Memahami Konvensi ILO No 138 dan 182 Terkait Pekerja Anak

Jakarta, KPonline – Indonesia sudah merativikasi Konvensi ILO terkait anak, yaitu Konvensi Nomor 138 dan 182.

Apa isi Konvensi ILO No. 138?

Sebagai komitment atas penghapusan pekerja anak, melalui Undang-undang Nomor 20 Tahun 1999, Indonesia sudah meratifikasi Konvensi ILO No. 138. Pada intinya, Konvensi ILO No. 138 ini berisi tentang kewajiban untuk menghapuskan praktek mempekerjakan anak dan meningkatkan usia minimum untuk diperbolehkan bekerja. Untuk pekerjaan-pekerjaan yang membahayakan kesehatan, keselamatan, atau moral anak harus diupayakan tidak boleh kurang dari 18 (delapan belas) tahun. Sedangkan untuk pekerjaan ringan tidak boleh kurang dari 16 (enam belas) tahun.

Apa isi Konvensi ILO No. 182?

Selain meratifikasi Konvensi ILO No. 138, Indonesia juga meratifikasi Konvensi ILO No. 182 melalui Undang-undang Nomor 1 Tahun 2000. Adapun bentuk-bentuk pekerjaan terburuk untuk anak yang dimaksud dalam Konvensi ILO No. 182 ini adalah sebagai berikut:

(a) Segala bentuk perbudakan atau praktek sejenis perbudakan, seperti penjualan dan perdagangan anak, kerja ijon (debt bondage), dan perhambaan serta kerja paksa atau wajib kerja, termasuk pengerahan anak secara paksa atau wajib untuk dimanfaatkan dalam konflik bersenjata;

(b) Pemanfaatan, penyediaan atau penawaran anak untuk pelacuran, untuk produksi pornografi, atau untuk pertunjukan-pertunjukan porno;

(c) Pemanfaatan, penyediaan atau penawaran anak untuk kegiatan terlarang, khususnya untuk produksi dan perdagangan obat-obatan sebagaimana diatur dalam perjanjian internasional yang relevan;

(d) Pekerjaan yang sifat atau keadaan tempat pekerjaan itu dilakukan dapat membahayakan kesehatan, keselamatan, atau moral anak-anak.

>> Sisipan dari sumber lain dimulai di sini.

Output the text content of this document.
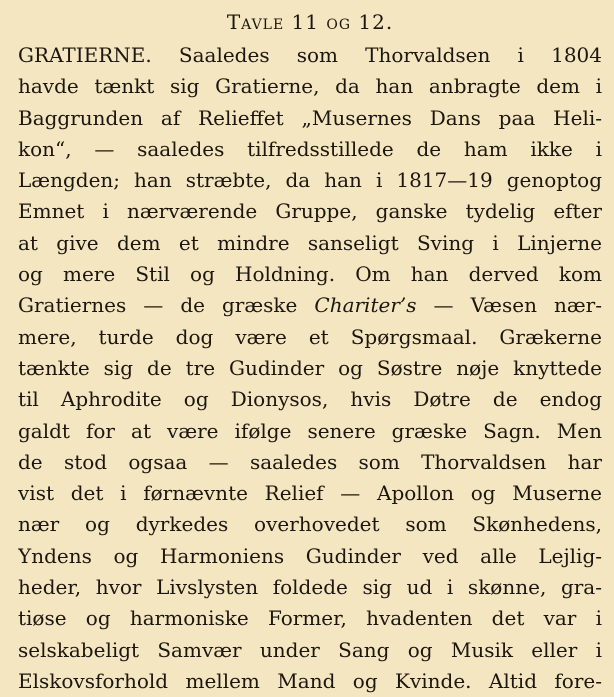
Tavle 11 og 12.
GRATIERNE. Saaledes som Thorvaldsen i 1804
havde tænkt sig Gratierne, da han anbragte dem i
Baggrunden af Relieffet „Musernes Dans paa Heli-
kon“, — saaledes tilfredsstillede de ham ikke i
Længden; han stræbte, da han i 1817—19 genoptog
Emnet i nærværende Gruppe, ganske tydelig efter
at give dem et mindre sanseligt Sving i Linjerne
og mere Stil og Holdning. Om han derved kom
Gratiernes — de græske Chariter’s — Væsen nær-
mere, turde dog være et Spørgsmaal. Grækerne
tænkte sig de tre Gudinder og Søstre nøje knyttede
til Aphrodite og Dionysos, hvis Døtre de endog
galdt for at være ifølge senere græske Sagn. Men
de stod ogsaa — saaledes som Thorvaldsen har
vist det i førnævnte Relief — Apollon og Muserne
nær og dyrkedes overhovedet som Skønhedens,
Yndens og Harmoniens Gudinder ved alle Lejlig-
heder, hvor Livslysten foldede sig ud i skønne, gra-
tiøse og harmoniske Former, hvadenten det var i
selskabeligt Samvær under Sang og Musik eller i
Elskovsforhold mellem Mand og Kvinde. Altid fore-
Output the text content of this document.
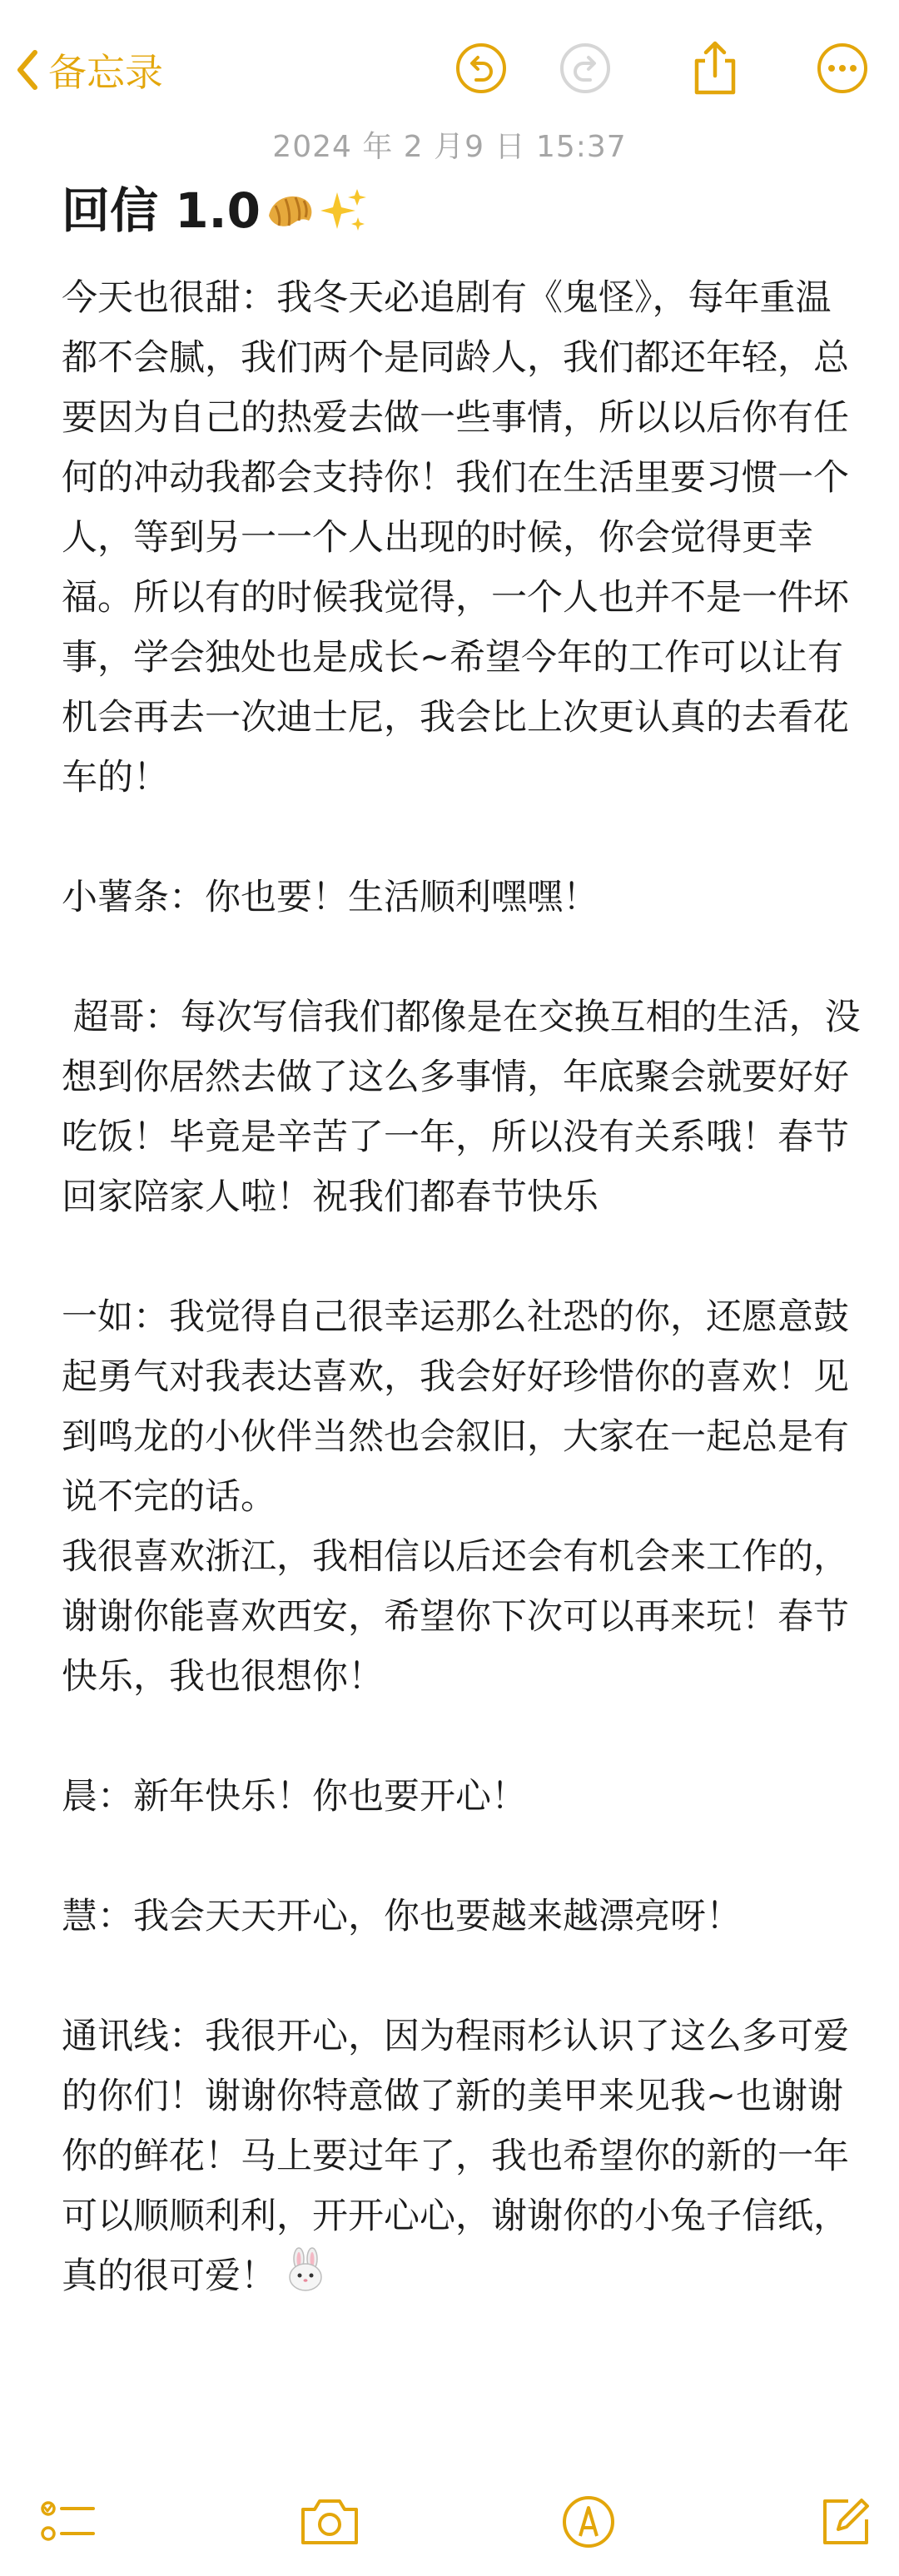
备忘录
2024 年 2 月9 日 15:37
回信 1.0
今天也很甜：我冬天必追剧有《鬼怪》，每年重温都不会腻，我们两个是同龄人，我们都还年轻，总要因为自己的热爱去做一些事情，所以以后你有任何的冲动我都会支持你！我们在生活里要习惯一个人，等到另一一个人出现的时候，你会觉得更幸福。所以有的时候我觉得，一个人也并不是一件坏事，学会独处也是成长~希望今年的工作可以让有机会再去一次迪士尼，我会比上次更认真的去看花车的！
小薯条：你也要！生活顺利嘿嘿！
超哥：每次写信我们都像是在交换互相的生活，没想到你居然去做了这么多事情，年底聚会就要好好吃饭！毕竟是辛苦了一年，所以没有关系哦！春节回家陪家人啦！祝我们都春节快乐
一如：我觉得自己很幸运那么社恐的你，还愿意鼓起勇气对我表达喜欢，我会好好珍惜你的喜欢！见到鸣龙的小伙伴当然也会叙旧，大家在一起总是有说不完的话。
我很喜欢浙江，我相信以后还会有机会来工作的，谢谢你能喜欢西安，希望你下次可以再来玩！春节快乐，我也很想你！
晨：新年快乐！你也要开心！
慧：我会天天开心，你也要越来越漂亮呀！
通讯线：我很开心，因为程雨杉认识了这么多可爱的你们！谢谢你特意做了新的美甲来见我~也谢谢你的鲜花！马上要过年了，我也希望你的新的一年可以顺顺利利，开开心心，谢谢你的小兔子信纸，真的很可爱！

Tidak hanya Undang-undang Ketenagakerjaan dan Konvensi ILO, secara khusus, Indonesia juga memiliki Undang-undang Nomor 23 Tahun 2003 tentang Perlindungan Anak. Perlindungan anak bertujuan untuk menjamin terpenuhinya hak-hak anak agar dapat hidup, tumbuh, berkembang, dan berpartisipasi secara optimal sesuai dengan harkat dan martabat kemanusiaan, serta mendapat perlindungan dari kekerasan dan diskriminasi, demi terwujudnya anak Indonesia yang berkualitas, berahlak mulia, dan sejahtera.

Sejalan dengan hal itu, setiap anak selama dalam pengasuhan orang tua, wali, atau pihak lain mana pun yang bertanggung jawab atas pengasuhan, berhak mendapat perlindungan dari perlakuan: (a) diskriminasi; (b) eksploitasi, baik ekonomi maupun seksual; (c) penelantaran; (d) kekejaman, kekerasan, dan penganiayaan; (e) ketidakadilan; dan (f) perlakuan salah lainnya.